The icky news - Because leukemia cells are sticky little suckers who like to hide in the brain and spinal fluid, he is currently going through a not-so-pleasant phase of treatment. Without going into too many details, this phase combines daily radiation, twice-weekly lumbar punctures with intrathecal chemo, steroids, and 3 other kinds of chemo. Holy chemo cow. He is a cranky, nauseous, tired mess. And I don't blame him. We are one week down with one week to go, and then, we finally enter the phase of treatment which will take us through 2013 with waaay fewer trips to the clinic and much less medication running through his little body.
Since he has the weekend off, we will attempt to have some fun. But we'll bring hot dogs and ativan and a puke bag everywhere we go.
TGIF!
Some recent pics...
Finding time to update the blog has proved (obviously) unsuccessful. Between caring for baby Alison and big brother Ari, trying to wash and fold a billion loads of laundry, and cook a dinner every now and then, there's no extra time for showers or errands or blogging. The nursery is still empty. The thank you notes are still in their unopened package. And, well, I smell.
But I've wanted to update you on Team Ari. And on Ari. But the thing most on my mind right now is Tucker.
Those of you who visited us in the hospital remember him. His room was next to the play room and he had a big sign on his door that read "High School Senior Zone." I first met Tucker a few days after we were admitted to the hospital. Ari was playing with trains and Tucker was hanging out in the "teen room" across the hall.

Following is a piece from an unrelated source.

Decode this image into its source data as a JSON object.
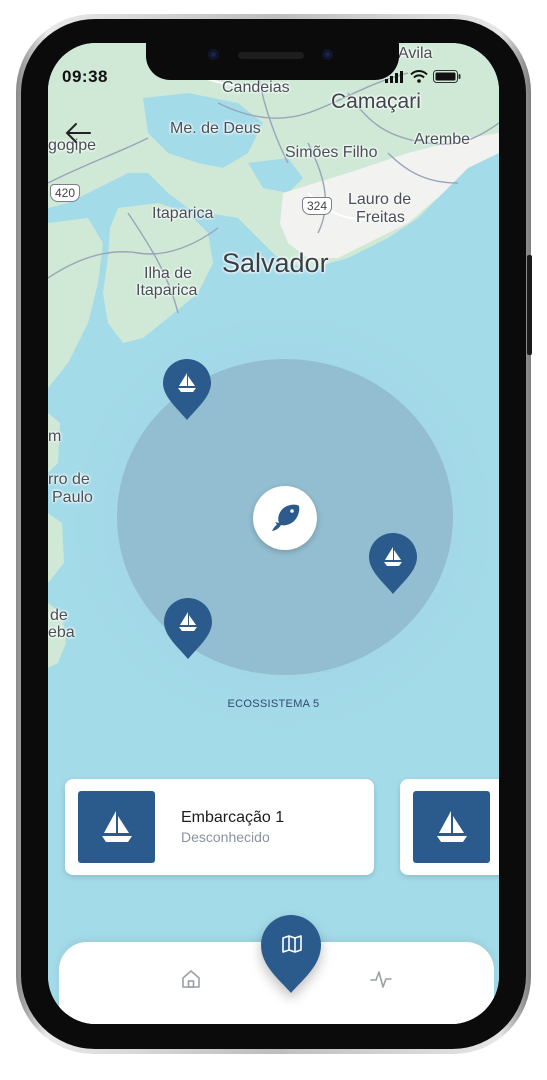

Someone asked him if he had a license and he answered "I was in driver's ed...before this whole cancer thing." I told him driving was over-rated but deep down, I remembered what a huge milestone it was for me to get a license, to get my first car, and to have the independence to drive.
Throughout Ari's hospital stay, we would see and chat with Tucker often as he walked in circles around our floor. He looked strong and healthy and happy. I was sure he'd have that license one day soon.
But yesterday, Tucker lost his battle with cancer. I am beyond shocked and saddened. I am devastated. My heart aches for his mother and father and 4 siblings and for Tucker himself who fought so hard and for so long and still did not beat this terrible disease.
And though I try not to, it is impossible to not let the news of Tucker's passing make this whole cancer thing feel so much scarier. And so much more real.
As I try to process this sad and unfair event, I will give my little Ari extra hugs and kisses, extra chips and oreos, extra time running up and down hills and ramps and jumping in muddy puddles. I will let him stay up a little later and watch an extra episode of the Wiggles. I will laugh when he wants to run around naked, I will encourage him to get as dirty as he wants, and I will even keep the bath water cold like he requests (but not too cold). I will let him live it up as much as he can.
And I will too. This is how we will keep Tucker's memory alive.